If your friends are like family, or you don’t have family living close by, this holiday season you might consider hosting a Friendsgiving feast! Think of this as a laid back version of Thanksgiving, but with friends, neighbors, and anyone else who isn’t an “official” relative! Anything goes with Friendsgiving—you can certainly follow Thanksgiving’s lead, but if you’re new to the fun, here are a few tips on how to host a memorable day:

Start with cocktail hour. Nothing welcomes guests like a festive drink. Try something cranberry infused like a fruity martini, cider-based drink, or a pumpkin cocktail of some kind. You could serve a few light appetizers or a charcuterie plate as well. This “thankful hour” is meant to catch up with friends and make them feel at home, so make sure you prep your food ahead of time so you’re part of the conversation as well.

Consider doing some prep together. There is something special about cooking with your guests, as long as it doesn’t feel too laborious. If your friends are happy to pitch in, you might give each of them a job that helps you out with a few of the side dishes or other hosting duties. Tossing a salad, chopping up a few final ingredients, or filling glasses with ice water for the table are all easy tasks to assign, and you can do these things together while visiting and drinking wine.

Create a beautiful centerpiece. A lovely tablespace grabs your guests’ attention and brightens up your dining room. Try a large vase filled with small gourds on a table runner. Go traditional with fall florals in a vase flanked by tapered candles. Or try something totally different like colorful leaves in a bowl of water.

Jazz up your menu. Feel free to break from the traditional Thanksgiving menu of turkey, mashed potatoes, gravy, and pumpkin pie for your Friendsgiving. Give your meal a modern twist—fried turkey, Cajun turkey, or turkey tenderloin with traditional and alternative side dishes. Or, go unique with your favorite international cuisine, all small plates, or a main dish like ribs or seafood.

Take time to give thanks. Like Thanksgiving, the whole point of Friendsgiving is to celebrate your loved ones, so incorporate an activity during your meal that invites guests to share what they’re grateful for. This could be as simple as going around the table or you could put a small sheet of paper and pen at each place setting and have guests write three things they appreciate about the past year.

Don’t forget the dessert. If you don’t want to burden your guests with side dishes or appetizers, dessert is a great course to outsource! Pick a theme—chocolate, fruit, or pie, maybe—or do something creative like an ice cream sundae bar with all kinds of toppings. Put the sweet spread out on the kitchen island and make a pot of coffee.
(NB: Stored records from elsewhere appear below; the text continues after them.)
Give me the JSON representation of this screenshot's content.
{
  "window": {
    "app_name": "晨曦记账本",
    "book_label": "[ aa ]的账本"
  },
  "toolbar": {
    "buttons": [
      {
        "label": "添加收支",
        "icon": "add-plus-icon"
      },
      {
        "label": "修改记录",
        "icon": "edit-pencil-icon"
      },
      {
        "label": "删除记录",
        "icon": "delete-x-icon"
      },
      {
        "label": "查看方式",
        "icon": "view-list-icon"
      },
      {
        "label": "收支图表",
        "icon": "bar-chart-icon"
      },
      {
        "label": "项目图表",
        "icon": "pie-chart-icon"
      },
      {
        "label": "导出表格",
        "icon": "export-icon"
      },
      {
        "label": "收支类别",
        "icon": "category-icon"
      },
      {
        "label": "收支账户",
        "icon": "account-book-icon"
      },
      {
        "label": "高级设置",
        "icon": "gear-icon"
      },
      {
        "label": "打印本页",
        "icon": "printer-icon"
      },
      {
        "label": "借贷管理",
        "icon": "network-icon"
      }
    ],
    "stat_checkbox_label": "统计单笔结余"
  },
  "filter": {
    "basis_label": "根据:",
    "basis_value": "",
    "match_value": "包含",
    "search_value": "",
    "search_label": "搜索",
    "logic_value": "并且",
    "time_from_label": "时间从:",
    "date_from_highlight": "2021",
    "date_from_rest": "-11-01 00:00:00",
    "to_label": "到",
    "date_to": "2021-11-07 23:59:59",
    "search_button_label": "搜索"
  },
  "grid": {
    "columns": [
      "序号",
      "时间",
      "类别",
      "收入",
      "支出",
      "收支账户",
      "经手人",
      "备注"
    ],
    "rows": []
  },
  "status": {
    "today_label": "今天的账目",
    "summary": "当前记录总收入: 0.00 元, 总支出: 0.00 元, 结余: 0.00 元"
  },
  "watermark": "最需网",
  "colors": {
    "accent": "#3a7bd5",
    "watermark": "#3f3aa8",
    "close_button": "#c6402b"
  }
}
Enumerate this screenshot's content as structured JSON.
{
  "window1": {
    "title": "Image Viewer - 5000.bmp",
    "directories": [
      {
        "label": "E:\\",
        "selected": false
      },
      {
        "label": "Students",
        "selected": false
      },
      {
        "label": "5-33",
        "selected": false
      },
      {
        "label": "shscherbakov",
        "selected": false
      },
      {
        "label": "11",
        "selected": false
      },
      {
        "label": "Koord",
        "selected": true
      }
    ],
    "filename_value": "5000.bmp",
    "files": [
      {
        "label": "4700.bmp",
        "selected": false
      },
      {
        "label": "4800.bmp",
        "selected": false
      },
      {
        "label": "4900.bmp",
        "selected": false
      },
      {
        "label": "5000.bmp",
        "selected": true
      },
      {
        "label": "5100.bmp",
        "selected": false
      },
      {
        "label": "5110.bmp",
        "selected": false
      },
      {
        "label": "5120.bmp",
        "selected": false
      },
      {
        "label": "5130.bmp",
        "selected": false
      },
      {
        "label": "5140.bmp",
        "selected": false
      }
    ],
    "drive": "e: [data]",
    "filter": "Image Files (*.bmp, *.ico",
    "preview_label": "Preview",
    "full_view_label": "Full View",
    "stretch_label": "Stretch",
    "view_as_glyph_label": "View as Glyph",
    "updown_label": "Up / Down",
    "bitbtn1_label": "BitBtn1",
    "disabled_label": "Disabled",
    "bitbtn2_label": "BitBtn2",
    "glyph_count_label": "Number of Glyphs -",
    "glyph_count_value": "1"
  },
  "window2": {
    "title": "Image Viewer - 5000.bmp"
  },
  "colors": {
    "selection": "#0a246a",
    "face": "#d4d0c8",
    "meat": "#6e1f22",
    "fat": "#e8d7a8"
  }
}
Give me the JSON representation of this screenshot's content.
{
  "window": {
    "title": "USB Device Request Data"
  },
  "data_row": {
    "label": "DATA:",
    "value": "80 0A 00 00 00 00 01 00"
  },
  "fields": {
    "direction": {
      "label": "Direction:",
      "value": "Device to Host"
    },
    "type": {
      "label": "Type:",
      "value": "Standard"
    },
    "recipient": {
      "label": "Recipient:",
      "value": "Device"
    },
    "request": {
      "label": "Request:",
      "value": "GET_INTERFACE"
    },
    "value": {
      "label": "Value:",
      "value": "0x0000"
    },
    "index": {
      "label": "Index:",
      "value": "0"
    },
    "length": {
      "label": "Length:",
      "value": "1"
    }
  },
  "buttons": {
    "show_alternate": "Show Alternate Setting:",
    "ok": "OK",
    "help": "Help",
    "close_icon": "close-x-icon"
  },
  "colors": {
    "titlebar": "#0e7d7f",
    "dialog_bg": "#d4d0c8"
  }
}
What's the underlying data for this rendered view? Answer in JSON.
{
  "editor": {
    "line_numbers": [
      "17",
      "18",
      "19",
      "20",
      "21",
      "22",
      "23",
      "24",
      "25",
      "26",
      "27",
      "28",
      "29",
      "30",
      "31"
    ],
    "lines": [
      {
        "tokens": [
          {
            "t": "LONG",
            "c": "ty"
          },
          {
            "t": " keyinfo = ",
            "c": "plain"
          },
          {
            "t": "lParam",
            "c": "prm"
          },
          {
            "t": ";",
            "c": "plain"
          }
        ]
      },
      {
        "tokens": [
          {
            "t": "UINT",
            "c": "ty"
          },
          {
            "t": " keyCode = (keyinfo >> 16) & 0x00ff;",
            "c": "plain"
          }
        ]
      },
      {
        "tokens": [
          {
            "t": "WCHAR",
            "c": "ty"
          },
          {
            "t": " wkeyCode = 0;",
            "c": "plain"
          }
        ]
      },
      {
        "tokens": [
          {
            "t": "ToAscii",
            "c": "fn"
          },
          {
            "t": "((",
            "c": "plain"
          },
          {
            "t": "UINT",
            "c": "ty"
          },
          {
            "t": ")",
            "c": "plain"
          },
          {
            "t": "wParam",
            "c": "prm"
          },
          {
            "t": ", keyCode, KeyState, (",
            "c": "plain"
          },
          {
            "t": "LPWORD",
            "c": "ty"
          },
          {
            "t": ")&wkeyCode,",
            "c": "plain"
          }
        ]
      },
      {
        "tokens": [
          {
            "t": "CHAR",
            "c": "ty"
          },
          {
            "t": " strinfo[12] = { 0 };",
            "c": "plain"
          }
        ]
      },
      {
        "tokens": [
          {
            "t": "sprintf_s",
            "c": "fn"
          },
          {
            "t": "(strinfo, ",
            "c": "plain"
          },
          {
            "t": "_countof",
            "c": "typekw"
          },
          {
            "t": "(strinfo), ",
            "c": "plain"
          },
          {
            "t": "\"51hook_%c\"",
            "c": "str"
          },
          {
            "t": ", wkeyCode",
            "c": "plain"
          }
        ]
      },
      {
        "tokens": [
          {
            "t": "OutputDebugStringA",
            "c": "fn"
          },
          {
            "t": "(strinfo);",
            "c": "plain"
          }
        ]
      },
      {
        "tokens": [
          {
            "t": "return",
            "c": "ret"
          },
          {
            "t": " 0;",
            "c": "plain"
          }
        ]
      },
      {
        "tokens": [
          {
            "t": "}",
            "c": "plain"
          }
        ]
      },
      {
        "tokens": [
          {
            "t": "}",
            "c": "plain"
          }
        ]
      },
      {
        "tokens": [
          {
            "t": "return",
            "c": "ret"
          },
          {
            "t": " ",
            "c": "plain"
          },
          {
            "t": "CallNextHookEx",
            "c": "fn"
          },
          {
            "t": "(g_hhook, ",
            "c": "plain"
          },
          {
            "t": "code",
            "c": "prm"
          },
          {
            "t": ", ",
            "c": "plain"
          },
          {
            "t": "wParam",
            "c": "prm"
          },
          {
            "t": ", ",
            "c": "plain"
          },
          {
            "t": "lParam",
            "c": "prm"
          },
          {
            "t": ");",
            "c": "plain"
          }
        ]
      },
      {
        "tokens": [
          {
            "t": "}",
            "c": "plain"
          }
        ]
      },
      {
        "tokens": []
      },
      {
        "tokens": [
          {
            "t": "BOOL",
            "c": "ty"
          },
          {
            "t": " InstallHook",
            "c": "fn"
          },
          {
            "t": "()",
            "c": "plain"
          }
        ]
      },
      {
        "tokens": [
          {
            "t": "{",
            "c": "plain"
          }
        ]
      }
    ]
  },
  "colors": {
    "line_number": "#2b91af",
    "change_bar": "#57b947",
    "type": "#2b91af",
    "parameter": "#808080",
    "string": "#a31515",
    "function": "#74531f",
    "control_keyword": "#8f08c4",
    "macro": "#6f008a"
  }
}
A final tip: finish your night doing something you and your friends love doing together. What do you and your friends like? Dancing? Playing board games? Curling up for movie night? Relaxing in the great room by the fireplace and visiting? Make this holiday your very own! It’s meant to be celebratory and fun—so, do what you love to do with the people you love. That’s what Friendsgiving is all about!